While there was no significant difference between the salivary Hcy levels of the control and IHD groups, serum Hcy levels were found to be significantly higher in IHD patients. One reason why serum Hcy levels increase in IHD is believed to be a deficiency of vitamin B12 and folic acid, which function as co-factors and co-substrates in Hcy metabolism.45,46 Serum levels of B12 and folic acid, which act in the pathway of the Hcy metabolism, were also found to be significantly lower in the patient group in our study.

An elevated Hcy level is considered to be a risk factor for the development of atherosclerosis. It has been suggested that Hcy influences endothelial function, leading to a prothrombotic environment, platelet activation, and endothelial leukocyte interactions.47 In addition, Hcy enhances inflammatory responses, which are recognised for their role in atherosclerotic disease.48,49 Recent studies50,51 suggest that markers of inflammation may reflect different aspects of the atherothrombotic process and have a potential role in the prediction of risk for developing coronary artery disease. Besides the detrimental effects of Hcy on the cardiovascular system,15,52 elevated Hcy levels are also associated with peripheral arterial disease as well as venous diseases such as deep-vein thrombosis.53

Although there is strong evidence to suggest that increased ghrelin levels lead to increased food intake and lipid deposition, its cardiovascular benefits, such as the inhibition of cytokine production and improved left ventricular function, have also been well documented. Ghrelin receptors have been isolated in various tissues, such as the endocrine glands and cardiovascular tissue. In addition, receptor density changes have been demonstrated to be an important part of the cardiovascular effects of ghrelin.38 Targeting specific tissue receptors by modification of the ghrelin molecule may achieve the desired cardiovascular effects without activating the unwanted effects of ghrelin.

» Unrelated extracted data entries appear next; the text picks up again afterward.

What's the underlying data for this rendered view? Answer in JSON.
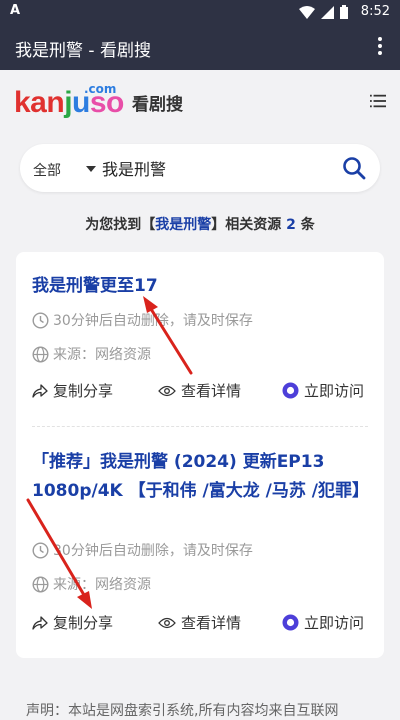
{
  "status_bar": {
    "time": "8:52",
    "notification_glyph": "A"
  },
  "app_bar": {
    "title": "我是刑警 - 看剧搜"
  },
  "site": {
    "logo_text": "kanjuso",
    "logo_suffix": ".com",
    "name": "看剧搜"
  },
  "search": {
    "category": "全部",
    "query": "我是刑警"
  },
  "results_summary": {
    "prefix": "为您找到【",
    "keyword": "我是刑警",
    "middle": "】相关资源",
    "count": "2",
    "suffix": "条"
  },
  "results": [
    {
      "title": "我是刑警更至17",
      "expiry": "30分钟后自动删除，请及时保存",
      "source": "来源：网络资源",
      "share": "复制分享",
      "details": "查看详情",
      "visit": "立即访问"
    },
    {
      "title": "「推荐」我是刑警 (2024) 更新EP13 1080p/4K 【于和伟 /富大龙 /马苏 /犯罪】",
      "expiry": "30分钟后自动删除，请及时保存",
      "source": "来源：网络资源",
      "share": "复制分享",
      "details": "查看详情",
      "visit": "立即访问"
    }
  ],
  "footer": {
    "disclaimer": "声明：本站是网盘索引系统,所有内容均来自互联网"
  },
  "colors": {
    "app_bar": "#2e3244",
    "link": "#1a3fa6",
    "visit_icon": "#4d3fd9",
    "annotation_arrow": "#d9231c"
  }
}
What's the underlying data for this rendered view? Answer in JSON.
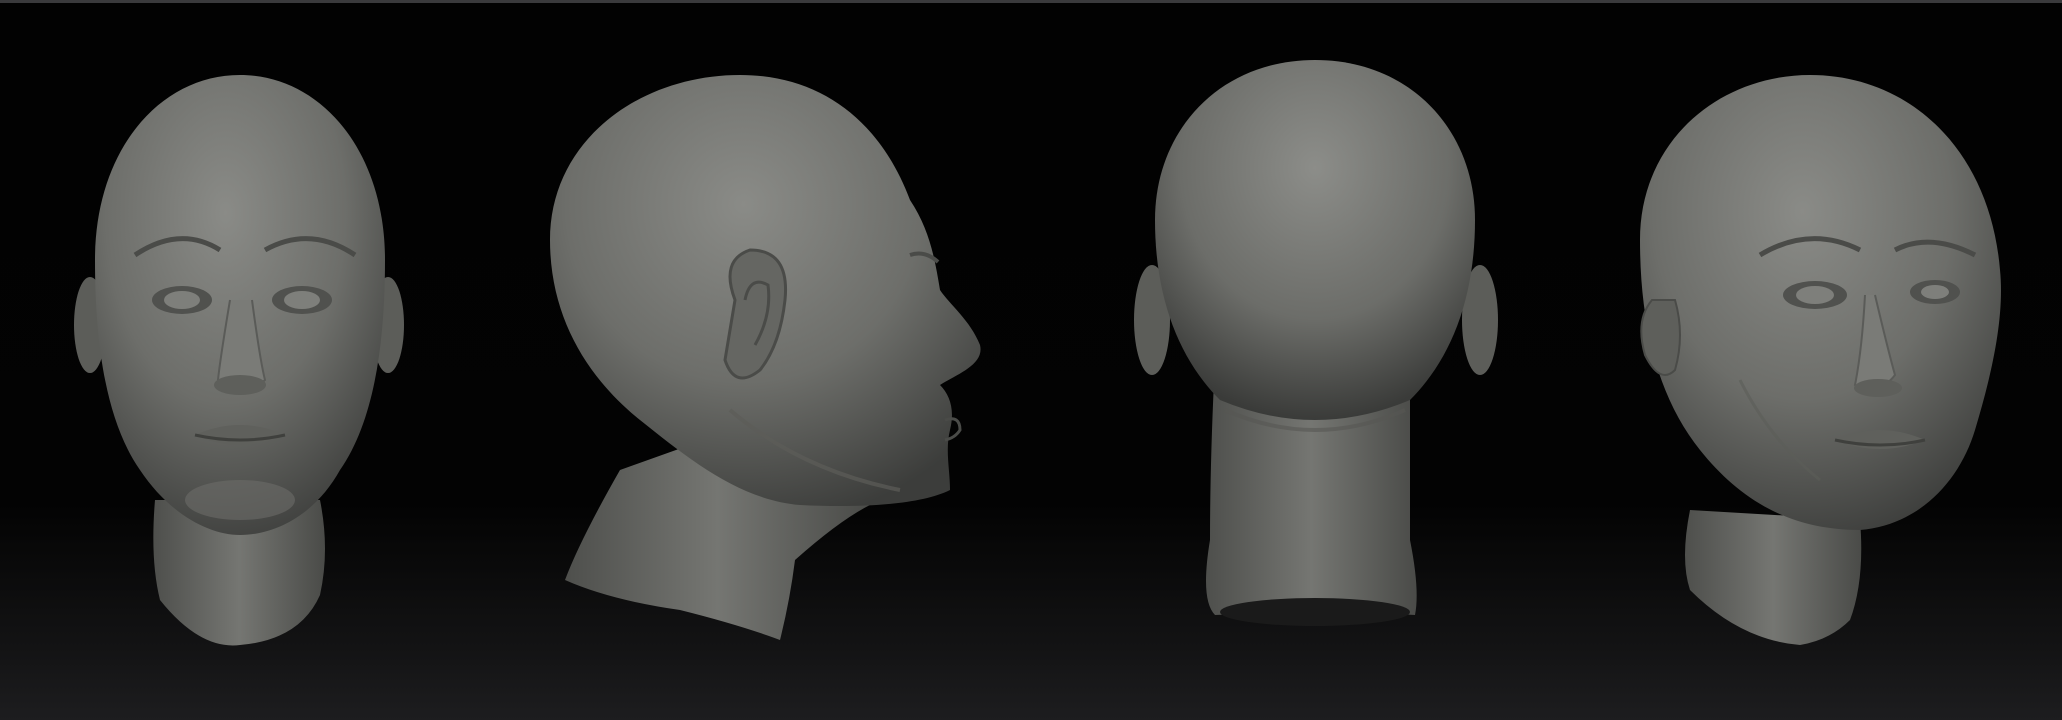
{
  "viewport": {
    "background_top": "#020202",
    "background_bottom": "#1d1d1f",
    "top_border": "#3a3a3c"
  },
  "sculpt": {
    "material_color": "#6f706c",
    "views": [
      {
        "name": "front",
        "description": ""
      },
      {
        "name": "right-profile",
        "description": ""
      },
      {
        "name": "back",
        "description": ""
      },
      {
        "name": "three-quarter",
        "description": ""
      }
    ]
  }
}
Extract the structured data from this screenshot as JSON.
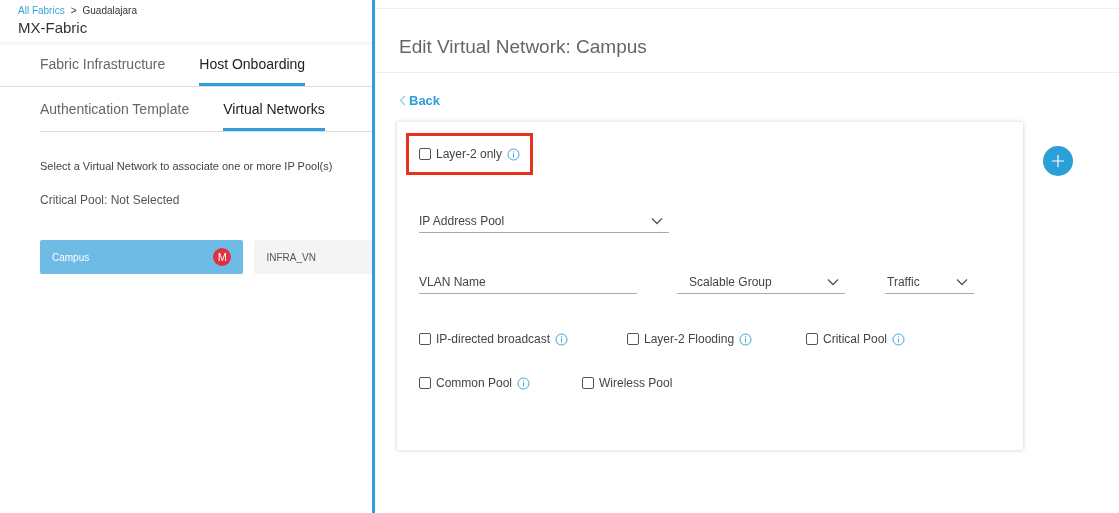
{
  "breadcrumb": {
    "link": "All Fabrics",
    "separator": ">",
    "current": "Guadalajara"
  },
  "fabric_title": "MX-Fabric",
  "tabs": [
    {
      "label": "Fabric Infrastructure",
      "selected": false
    },
    {
      "label": "Host Onboarding",
      "selected": true
    }
  ],
  "subtabs": [
    {
      "label": "Authentication Template",
      "selected": false
    },
    {
      "label": "Virtual Networks",
      "selected": true
    }
  ],
  "instructions": "Select a Virtual Network to associate one or more IP Pool(s)",
  "critical_pool_status": "Critical Pool: Not Selected",
  "virtual_networks": [
    {
      "name": "Campus",
      "selected": true,
      "badge": "M"
    },
    {
      "name": "INFRA_VN",
      "selected": false
    }
  ],
  "panel": {
    "title": "Edit Virtual Network: Campus",
    "back": "Back",
    "layer2_only": {
      "label": "Layer-2 only",
      "checked": false,
      "info": true,
      "highlighted": true
    },
    "ip_pool": {
      "label": "IP Address Pool"
    },
    "vlan_name": {
      "placeholder": "VLAN Name"
    },
    "scalable_group": {
      "label": "Scalable Group"
    },
    "traffic": {
      "label": "Traffic"
    },
    "option_rows": [
      [
        {
          "label": "IP-directed broadcast",
          "checked": false,
          "info": true
        },
        {
          "label": "Layer-2 Flooding",
          "checked": false,
          "info": true
        },
        {
          "label": "Critical Pool",
          "checked": false,
          "info": true
        }
      ],
      [
        {
          "label": "Common Pool",
          "checked": false,
          "info": true
        },
        {
          "label": "Wireless Pool",
          "checked": false,
          "info": false
        }
      ]
    ]
  }
}
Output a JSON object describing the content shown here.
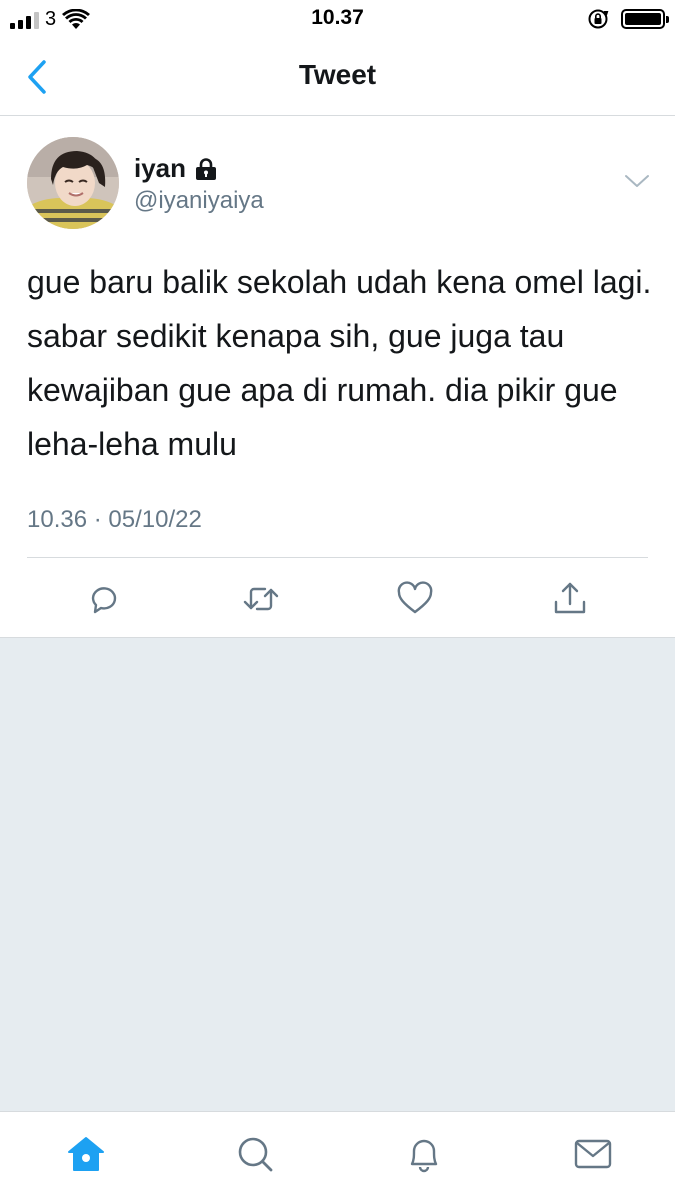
{
  "status_bar": {
    "carrier": "3",
    "time": "10.37"
  },
  "header": {
    "title": "Tweet"
  },
  "tweet": {
    "display_name": "iyan",
    "handle": "@iyaniyaiya",
    "text": "gue baru balik sekolah udah kena omel lagi. sabar sedikit kenapa sih, gue juga tau kewajiban gue apa di rumah. dia pikir gue leha-leha mulu",
    "timestamp": "10.36 · 05/10/22"
  },
  "icons": {
    "back": "chevron-left-icon",
    "lock": "lock-icon",
    "more": "chevron-down-icon",
    "reply": "reply-icon",
    "retweet": "retweet-icon",
    "like": "heart-icon",
    "share": "share-icon",
    "home": "home-icon",
    "search": "search-icon",
    "notifications": "bell-icon",
    "messages": "mail-icon"
  },
  "colors": {
    "accent": "#1da1f2",
    "icon_gray": "#657786",
    "background_gray": "#e6ecf0"
  }
}
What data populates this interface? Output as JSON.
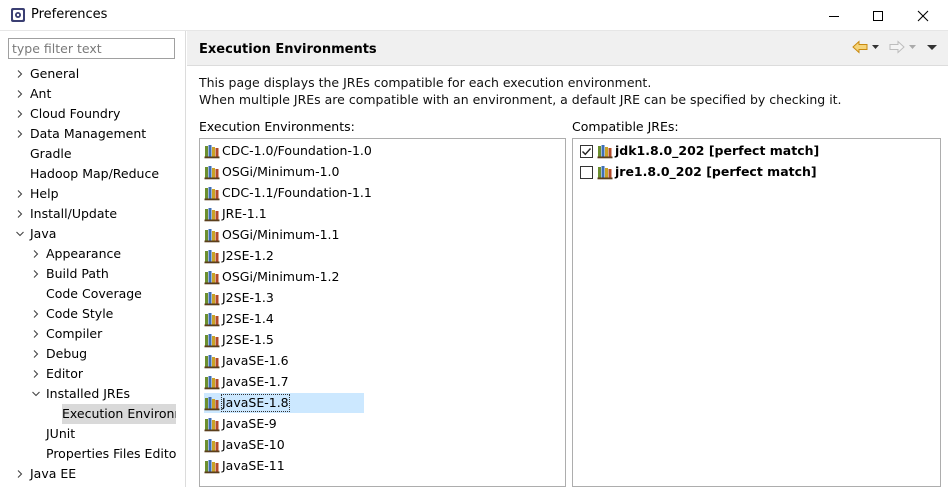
{
  "window": {
    "title": "Preferences"
  },
  "filter": {
    "placeholder": "type filter text"
  },
  "tree": [
    {
      "label": "General",
      "level": 0,
      "twisty": "right"
    },
    {
      "label": "Ant",
      "level": 0,
      "twisty": "right"
    },
    {
      "label": "Cloud Foundry",
      "level": 0,
      "twisty": "right"
    },
    {
      "label": "Data Management",
      "level": 0,
      "twisty": "right"
    },
    {
      "label": "Gradle",
      "level": 0,
      "twisty": "none"
    },
    {
      "label": "Hadoop Map/Reduce",
      "level": 0,
      "twisty": "none"
    },
    {
      "label": "Help",
      "level": 0,
      "twisty": "right"
    },
    {
      "label": "Install/Update",
      "level": 0,
      "twisty": "right"
    },
    {
      "label": "Java",
      "level": 0,
      "twisty": "down"
    },
    {
      "label": "Appearance",
      "level": 1,
      "twisty": "right"
    },
    {
      "label": "Build Path",
      "level": 1,
      "twisty": "right"
    },
    {
      "label": "Code Coverage",
      "level": 1,
      "twisty": "none"
    },
    {
      "label": "Code Style",
      "level": 1,
      "twisty": "right"
    },
    {
      "label": "Compiler",
      "level": 1,
      "twisty": "right"
    },
    {
      "label": "Debug",
      "level": 1,
      "twisty": "right"
    },
    {
      "label": "Editor",
      "level": 1,
      "twisty": "right"
    },
    {
      "label": "Installed JREs",
      "level": 1,
      "twisty": "down"
    },
    {
      "label": "Execution Environm",
      "level": 2,
      "twisty": "none",
      "selected": true
    },
    {
      "label": "JUnit",
      "level": 1,
      "twisty": "none"
    },
    {
      "label": "Properties Files Editor",
      "level": 1,
      "twisty": "none"
    },
    {
      "label": "Java EE",
      "level": 0,
      "twisty": "right"
    }
  ],
  "page": {
    "title": "Execution Environments",
    "description_line1": "This page displays the JREs compatible for each execution environment.",
    "description_line2": "When multiple JREs are compatible with an environment, a default JRE can be specified by checking it.",
    "environments_label": "Execution Environments:",
    "jres_label": "Compatible JREs:"
  },
  "environments": [
    "CDC-1.0/Foundation-1.0",
    "OSGi/Minimum-1.0",
    "CDC-1.1/Foundation-1.1",
    "JRE-1.1",
    "OSGi/Minimum-1.1",
    "J2SE-1.2",
    "OSGi/Minimum-1.2",
    "J2SE-1.3",
    "J2SE-1.4",
    "J2SE-1.5",
    "JavaSE-1.6",
    "JavaSE-1.7",
    "JavaSE-1.8",
    "JavaSE-9",
    "JavaSE-10",
    "JavaSE-11"
  ],
  "selected_environment": "JavaSE-1.8",
  "jres": [
    {
      "label": "jdk1.8.0_202 [perfect match]",
      "checked": true
    },
    {
      "label": "jre1.8.0_202 [perfect match]",
      "checked": false
    }
  ],
  "icons": {
    "app": "eclipse-preferences-icon",
    "back": "back-arrow-icon",
    "forward": "forward-arrow-icon",
    "menu": "view-menu-icon",
    "environment": "jar-library-icon"
  },
  "colors": {
    "selection": "#cce8ff",
    "tree_selection": "#d9d9d9",
    "header_bg": "#f0f0f0",
    "back_arrow": "#e8a317"
  }
}
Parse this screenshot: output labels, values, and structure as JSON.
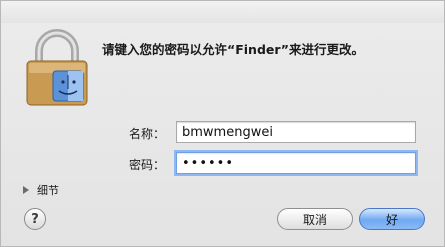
{
  "dialog": {
    "message": "请键入您的密码以允许“Finder”来进行更改。",
    "name_label": "名称：",
    "name_value": "bmwmengwei",
    "password_label": "密码：",
    "password_value": "••••••",
    "details_label": "细节",
    "help_label": "?",
    "cancel_label": "取消",
    "ok_label": "好"
  },
  "icons": {
    "lock": "lock-icon",
    "app": "finder-icon",
    "disclosure": "disclosure-triangle-icon"
  },
  "colors": {
    "accent": "#6fa9f2",
    "focus_ring": "#8fb8f0"
  }
}
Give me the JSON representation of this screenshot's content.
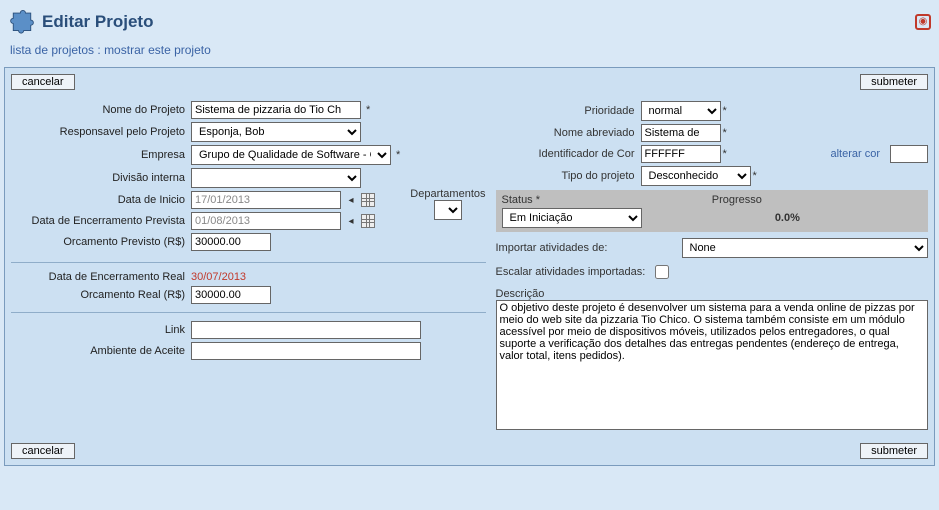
{
  "header": {
    "title": "Editar Projeto"
  },
  "breadcrumb": {
    "list_link": "lista de projetos",
    "sep": " : ",
    "show_link": "mostrar este projeto"
  },
  "buttons": {
    "cancel": "cancelar",
    "submit": "submeter"
  },
  "left": {
    "project_name_label": "Nome do Projeto",
    "project_name_value": "Sistema de pizzaria do Tio Ch",
    "owner_label": "Responsavel pelo Projeto",
    "owner_value": "Esponja, Bob",
    "company_label": "Empresa",
    "company_value": "Grupo de Qualidade de Software - GQS",
    "division_label": "Divisão interna",
    "division_value": "",
    "start_date_label": "Data de Inicio",
    "start_date_value": "17/01/2013",
    "end_date_label": "Data de Encerramento Prevista",
    "end_date_value": "01/08/2013",
    "budget_label": "Orcamento Previsto (R$)",
    "budget_value": "30000.00",
    "real_end_label": "Data de Encerramento Real",
    "real_end_value": "30/07/2013",
    "real_budget_label": "Orcamento Real (R$)",
    "real_budget_value": "30000.00",
    "link_label": "Link",
    "link_value": "",
    "env_label": "Ambiente de Aceite",
    "env_value": "",
    "departments_label": "Departamentos"
  },
  "right": {
    "priority_label": "Prioridade",
    "priority_value": "normal",
    "shortname_label": "Nome abreviado",
    "shortname_value": "Sistema de",
    "color_id_label": "Identificador de Cor",
    "color_id_value": "FFFFFF",
    "change_color": "alterar cor",
    "type_label": "Tipo do projeto",
    "type_value": "Desconhecido",
    "status_label": "Status *",
    "status_value": "Em Iniciação",
    "progress_label": "Progresso",
    "progress_value": "0.0%",
    "import_label": "Importar atividades de:",
    "import_value": "None",
    "escalate_label": "Escalar atividades importadas:",
    "description_label": "Descrição",
    "description_value": "O objetivo deste projeto é desenvolver um sistema para a venda online de pizzas por meio do web site da pizzaria Tio Chico. O sistema também consiste em um módulo acessível por meio de dispositivos móveis, utilizados pelos entregadores, o qual suporte a verificação dos detalhes das entregas pendentes (endereço de entrega, valor total, itens pedidos)."
  }
}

The mechanism of improvement in endothelial function relates to improved eNOS expression and a reduction in oxidative stress. Ghrelin also has a potent effect on blocking Hcy-induced reduction in eNOS protein levels.54 Disproportion in the quantity of reactive oxygen species (ROS) generated during aerobic metabolism is known to lead to oxidative stress and contribute to vascular disease. This process is carried out through a variety of mechanisms, including nitric oxide (NO) consumption and depletion,55,56 regulation of gene transcription,56 and intracellular alkalinisation.57 Ghrelin reduced the production of superoxide anion, a major type of ROS, in Hcy-treated porcine coronary artery and human endothelial cell rings.54

Conclusion

Serum Hcy, serum acylated ghrelin and saliva obestatin levels were significantly elevated, while serum obestatin level decreased in the IHD group. We believe that ghrelin is a potent and effective protein that inhibits Hcy production and other potentially damaging mechanisms and may underlie the decrease in obestatin level, which counteracts ghrelin. It can also be concluded from this study that saliva could be an alternative to serum in the diagnosis and follow up of disease, but these results should be confirmed with larger groups of subjects.